Just like you can’t tell them, that maybe not today or tomorrow or next week, but eventually, they are going to hurt themselves again. It may not be a major injury like a broken arm, it may just be a small cut from a thorn or the slip of a knife during vegetable chopping or accidentally burning yourself on a hot oven and then the pain will spread to the other arm. Or a leg. An ankle. A foot. A shoulder. Your spine. Or worse, you’ll stand up wrong and tear the cartilage in your hip joint and then, there it is in your hip. Then the other hip, because it’s hard not to limp when it feels like your hip is broken, but you force yourself not to because it puts stress on the opposite hip and you know that’s just this disease waiting for you to make a wrong move.
What words adequately describe a neuropathic twitch that isn’t exactly painful, but is a little more intense than discomfort? Or a muscle spasm that makes you feel like your body is trying to rip itself to pieces? Or that if the alternative treatments with the needles and nerve blocks don’t work, she gets to look forward to having a spinal stimulator put in or a pain pump and that if she is forced to rely on oral opiates, her life will suddenly revolve around when she can take her next pill. Or tell her, if you don’t have high blood pressure and problems with tachycardia now, it’s probably only a matter of time. Or that she may slowly begin to feel isolated and bitter?

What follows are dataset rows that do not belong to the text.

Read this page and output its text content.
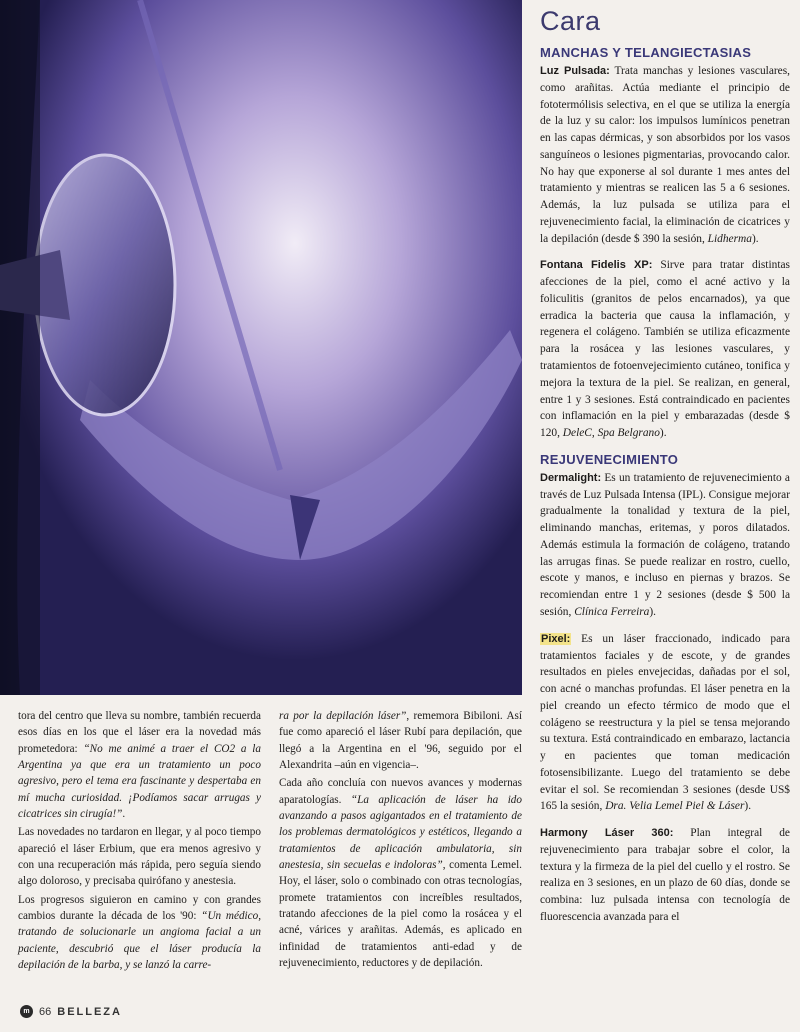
Cara
MANCHAS Y TELANGIECTASIAS

Luz Pulsada: Trata manchas y lesiones vasculares, como arañitas. Actúa mediante el principio de fototermólisis selectiva, en el que se utiliza la energía de la luz y su calor: los impulsos lumínicos penetran en las capas dérmicas, y son absorbidos por los vasos sanguíneos o lesiones pigmentarias, provocando calor. No hay que exponerse al sol durante 1 mes antes del tratamiento y mientras se realicen las 5 a 6 sesiones. Además, la luz pulsada se utiliza para el rejuvenecimiento facial, la eliminación de cicatrices y la depilación (desde $ 390 la sesión, Lidherma).

Fontana Fidelis XP: Sirve para tratar distintas afecciones de la piel, como el acné activo y la foliculitis (granitos de pelos encarnados), ya que erradica la bacteria que causa la inflamación, y regenera el colágeno. También se utiliza eficazmente para la rosácea y las lesiones vasculares, y tratamientos de fotoenvejecimiento cutáneo, tonifica y mejora la textura de la piel. Se realizan, en general, entre 1 y 3 sesiones. Está contraindicado en pacientes con inflamación en la piel y embarazadas (desde $ 120, DeleC, Spa Belgrano).

REJUVENECIMIENTO

Dermalight: Es un tratamiento de rejuvenecimiento a través de Luz Pulsada Intensa (IPL). Consigue mejorar gradualmente la tonalidad y textura de la piel, eliminando manchas, eritemas, y poros dilatados. Además estimula la formación de colágeno, tratando las arrugas finas. Se puede realizar en rostro, cuello, escote y manos, e incluso en piernas y brazos. Se recomiendan entre 1 y 2 sesiones (desde $ 500 la sesión, Clínica Ferreira).

Pixel: Es un láser fraccionado, indicado para tratamientos faciales y de escote, y de grandes resultados en pieles envejecidas, dañadas por el sol, con acné o manchas profundas. El láser penetra en la piel creando un efecto térmico de modo que el colágeno se reestructura y la piel se tensa mejorando su textura. Está contraindicado en embarazo, lactancia y en pacientes que toman medicación fotosensibilizante. Luego del tratamiento se debe evitar el sol. Se recomiendan 3 sesiones (desde US$ 165 la sesión, Dra. Velia Lemel Piel & Láser).

Harmony Láser 360: Plan integral de rejuvenecimiento para trabajar sobre el color, la textura y la firmeza de la piel del cuello y el rostro. Se realiza en 3 sesiones, en un plazo de 60 días, donde se combina: luz pulsada intensa con tecnología de fluorescencia avanzada para el

tora del centro que lleva su nombre, también recuerda esos días en los que el láser era la novedad más prometedora: “No me animé a traer el CO2 a la Argentina ya que era un tratamiento un poco agresivo, pero el tema era fascinante y despertaba en mí mucha curiosidad. ¡Podíamos sacar arrugas y cicatrices sin cirugía!”.

Las novedades no tardaron en llegar, y al poco tiempo apareció el láser Erbium, que era menos agresivo y con una recuperación más rápida, pero seguía siendo algo doloroso, y precisaba quirófano y anestesia.

Los progresos siguieron en camino y con grandes cambios durante la década de los '90: “Un médico, tratando de solucionarle un angioma facial a un paciente, descubrió que el láser producía la depilación de la barba, y se lanzó la carre-

ra por la depilación láser”, rememora Bibiloni. Así fue como apareció el láser Rubí para depilación, que llegó a la Argentina en el '96, seguido por el Alexandrita –aún en vigencia–.

Cada año concluía con nuevos avances y modernas aparatologías. “La aplicación de láser ha ido avanzando a pasos agigantados en el tratamiento de los problemas dermatológicos y estéticos, llegando a tratamientos de aplicación ambulatoria, sin anestesia, sin secuelas e indoloras”, comenta Lemel. Hoy, el láser, solo o combinado con otras tecnologías, promete tratamientos con increíbles resultados, tratando afecciones de la piel como la rosácea y el acné, várices y arañitas. Además, es aplicado en infinidad de tratamientos anti-edad y de rejuvenecimiento, reductores y de depilación.

m 66 BELLEZA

Or that all those people mean well when they tell you that you just need to move more or try this diet or try this treatment, but they don’t and can’t understand, not really. Just like you will slowly learn to dread these phrases “I have lupus”, “I have rheumatoid arthritis”, or “I have fibromyalgia” and that once in a while she may want to scream in their faces “Then consider yourself lucky!”
Nor can you find the words to explain “Yes, CRPS is neurological, but there’s not another neurological disease like it on the planet. There’s not another pain disease on the planet like it. If there was lupus, rheumatoid arthritis, fibromyalgia would be nicknamed “the suicide disease” too. And they too would have a 98% suicide rate for sufferers within 10 years of the onset of symptoms.

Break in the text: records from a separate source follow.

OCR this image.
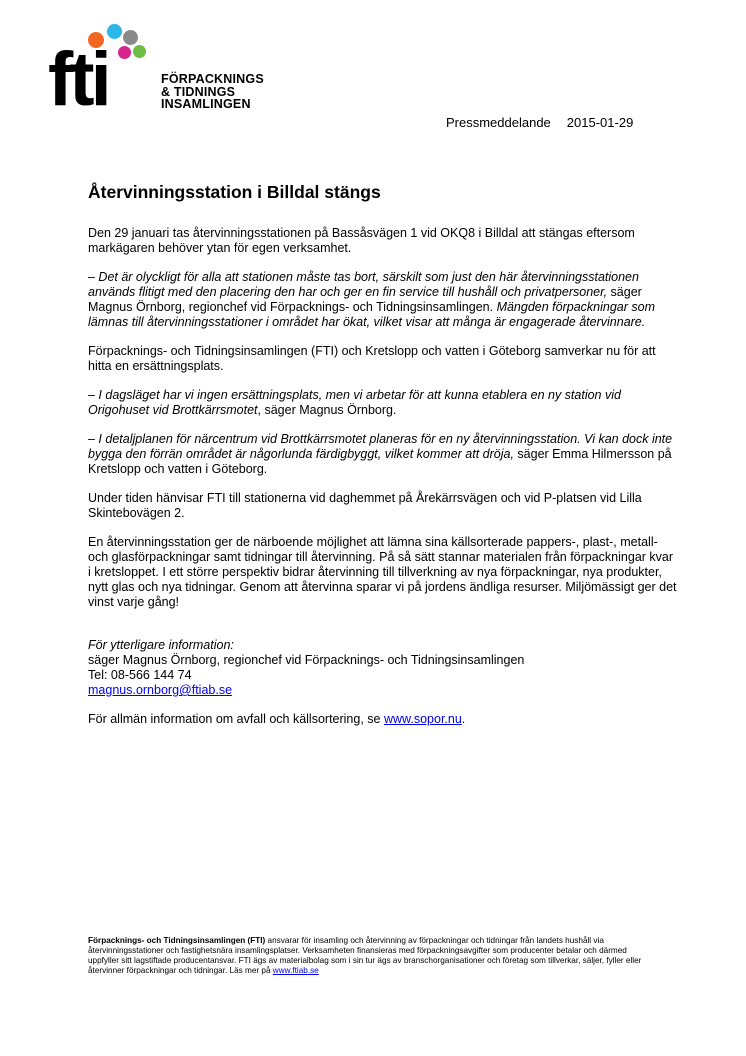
fti	FÖRPACKNINGS
& TIDNINGS
INSAMLINGEN
Pressmeddelande 2015-01-29
Återvinningsstation i Billdal stängs

Den 29 januari tas återvinningsstationen på Bassåsvägen 1 vid OKQ8 i Billdal att stängas eftersom markägaren behöver ytan för egen verksamhet.

– Det är olyckligt för alla att stationen måste tas bort, särskilt som just den här återvinningsstationen används flitigt med den placering den har och ger en fin service till hushåll och privatpersoner, säger Magnus Örnborg, regionchef vid Förpacknings- och Tidningsinsamlingen. Mängden förpackningar som lämnas till återvinningsstationer i området har ökat, vilket visar att många är engagerade återvinnare.

Förpacknings- och Tidningsinsamlingen (FTI) och Kretslopp och vatten i Göteborg samverkar nu för att hitta en ersättningsplats.

– I dagsläget har vi ingen ersättningsplats, men vi arbetar för att kunna etablera en ny station vid Origohuset vid Brottkärrsmotet, säger Magnus Örnborg.

– I detaljplanen för närcentrum vid Brottkärrsmotet planeras för en ny återvinningsstation. Vi kan dock inte bygga den förrän området är någorlunda färdigbyggt, vilket kommer att dröja, säger Emma Hilmersson på Kretslopp och vatten i Göteborg.

Under tiden hänvisar FTI till stationerna vid daghemmet på Årekärrsvägen och vid P-platsen vid Lilla Skintebovägen 2.

En återvinningsstation ger de närboende möjlighet att lämna sina källsorterade pappers-, plast-, metall- och glasförpackningar samt tidningar till återvinning. På så sätt stannar materialen från förpackningar kvar i kretsloppet. I ett större perspektiv bidrar återvinning till tillverkning av nya förpackningar, nya produkter, nytt glas och nya tidningar. Genom att återvinna sparar vi på jordens ändliga resurser. Miljömässigt ger det vinst varje gång!

För ytterligare information:
säger Magnus Örnborg, regionchef vid Förpacknings- och Tidningsinsamlingen
Tel: 08-566 144 74
magnus.ornborg@ftiab.se

För allmän information om avfall och källsortering, se www.sopor.nu.

Förpacknings- och Tidningsinsamlingen (FTI) ansvarar för insamling och återvinning av förpackningar och tidningar från landets hushåll via återvinningsstationer och fastighetsnära insamlingsplatser. Verksamheten finansieras med förpackningsavgifter som producenter betalar och därmed uppfyller sitt lagstiftade producentansvar. FTI ägs av materialbolag som i sin tur ägs av branschorganisationer och företag som tillverkar, säljer, fyller eller återvinner förpackningar och tidningar. Läs mer på www.ftiab.se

Just like you can’t tell a stranger “try marijuana, try CBD oil, try the opiates, try the physical therapy, beg for the ketamine, change your diet, try the torturous needles and if any of them brings your pain down from ‘I wish I would die to maybe I can get through today’ then use it to the maximum benefit to you regardless of what anyone else says or thinks.”
And the entire time, I’m sitting there pleading with the universe that this appointment goes fast, I haven’t taken my morning pill yet, because I didn’t want J’s doctor to look at me and wonder if I needed an intervention. Because doctors can tell and this doctor has never treated me, he doesn’t know my hip always feels like it’s been pummeled with a sledgehammer. I look “fine” unless you pay very close attention. I have a slight limp that I can’t shake, but it isn’t so pronounced that everyone immediately notices it, even doctors don’t usually notice it until they’ve seen me a half dozen times or so.
Does it get better? Eventually. I don’t know how long that takes, I’m still waiting for eventually to become now.